Маленькие хитрые глазки Фрола забегали. Он был сбит с бескорыстно-обличительной колеи и не мог сразу попасть на другую, тем более что ему приходилось стать пособником подозреваемого нового побега. Через некоторое время, однако, он ответил заискивающим тоном:
— Придачи, Микешенька, не спросишь?
— Где придачу возьмешь? Лодку сегодня давай. Проезжающих доставим, я в лодку сяду, ты пешком назад пойдешь.
— А я потом как твою ладью достану? Станочники не отдадут.
— Бумагу пишем. Вот он бумагу пишет, — указал Микеша на меня.
— Пишешь бумагу? — живо спросил у меня Фрол. — Ну, когда так, — меняю!
Они ударили по рукам, и я тут же на листке, вырванном из записной книжки, наскоро написал условие, буквы которого расплывались от снега.
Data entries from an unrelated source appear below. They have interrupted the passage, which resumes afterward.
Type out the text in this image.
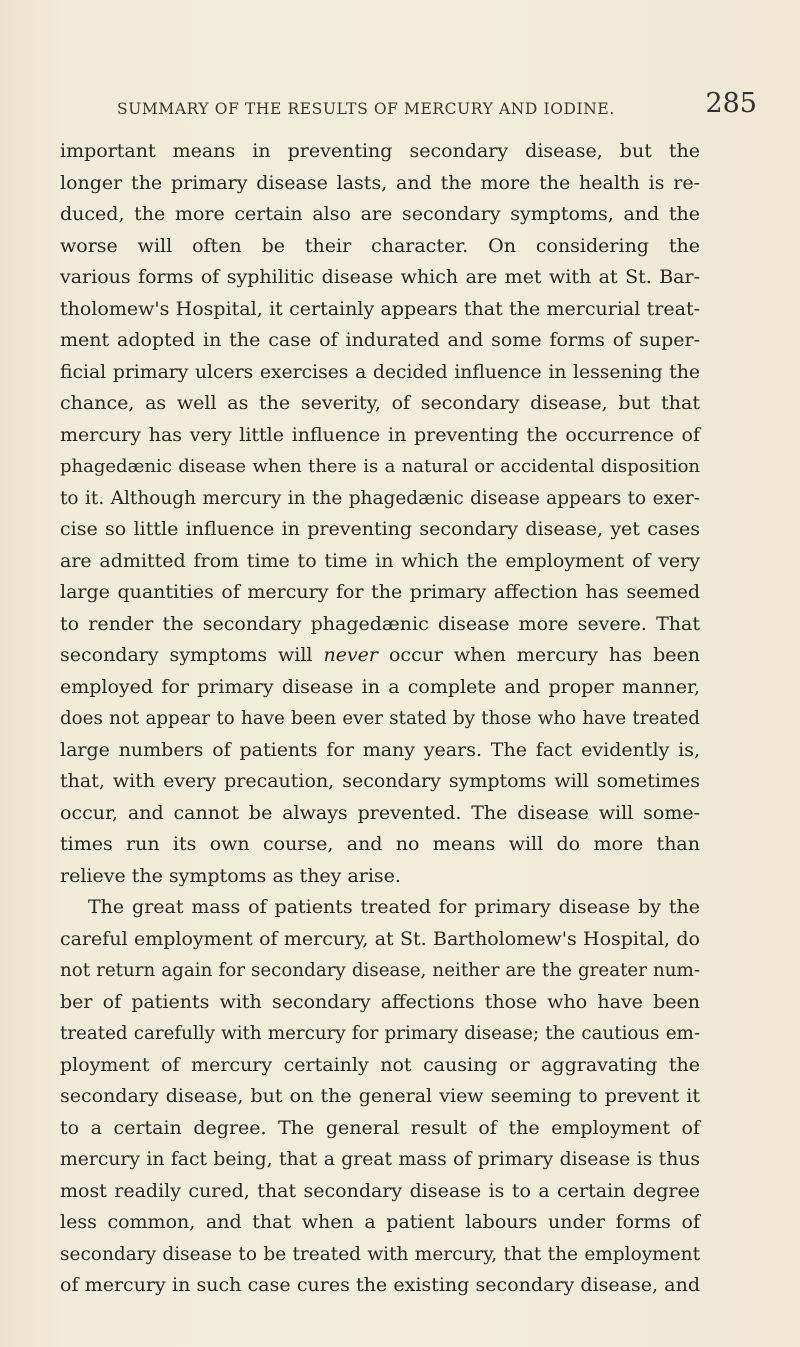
SUMMARY OF THE RESULTS OF MERCURY AND IODINE.	285
important means in preventing secondary disease, but the
longer the primary disease lasts, and the more the health is re-
duced, the more certain also are secondary symptoms, and the
worse will often be their character. On considering the
various forms of syphilitic disease which are met with at St. Bar-
tholomew's Hospital, it certainly appears that the mercurial treat-
ment adopted in the case of indurated and some forms of super-
ficial primary ulcers exercises a decided influence in lessening the
chance, as well as the severity, of secondary disease, but that
mercury has very little influence in preventing the occurrence of
phagedænic disease when there is a natural or accidental disposition
to it. Although mercury in the phagedænic disease appears to exer-
cise so little influence in preventing secondary disease, yet cases
are admitted from time to time in which the employment of very
large quantities of mercury for the primary affection has seemed
to render the secondary phagedænic disease more severe. That
secondary symptoms will never occur when mercury has been
employed for primary disease in a complete and proper manner,
does not appear to have been ever stated by those who have treated
large numbers of patients for many years. The fact evidently is,
that, with every precaution, secondary symptoms will sometimes
occur, and cannot be always prevented. The disease will some-
times run its own course, and no means will do more than
relieve the symptoms as they arise.
The great mass of patients treated for primary disease by the
careful employment of mercury, at St. Bartholomew's Hospital, do
not return again for secondary disease, neither are the greater num-
ber of patients with secondary affections those who have been
treated carefully with mercury for primary disease; the cautious em-
ployment of mercury certainly not causing or aggravating the
secondary disease, but on the general view seeming to prevent it
to a certain degree. The general result of the employment of
mercury in fact being, that a great mass of primary disease is thus
most readily cured, that secondary disease is to a certain degree
less common, and that when a patient labours under forms of
secondary disease to be treated with mercury, that the employment
of mercury in such case cures the existing secondary disease, and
Фрол тщательно свернул мокрую бумажку и сунул в голенище. С этой минуты он становился обладателем хорошей лодки, единственного достояния Микеши, которому в собственность переходила старая тяжелая лодка Фрола. В глазах старого ямщика светилась радость, тонкие губы складывались в усмешку. Очевидно, теперь он имел еще больше оснований считать Микешу полоумным…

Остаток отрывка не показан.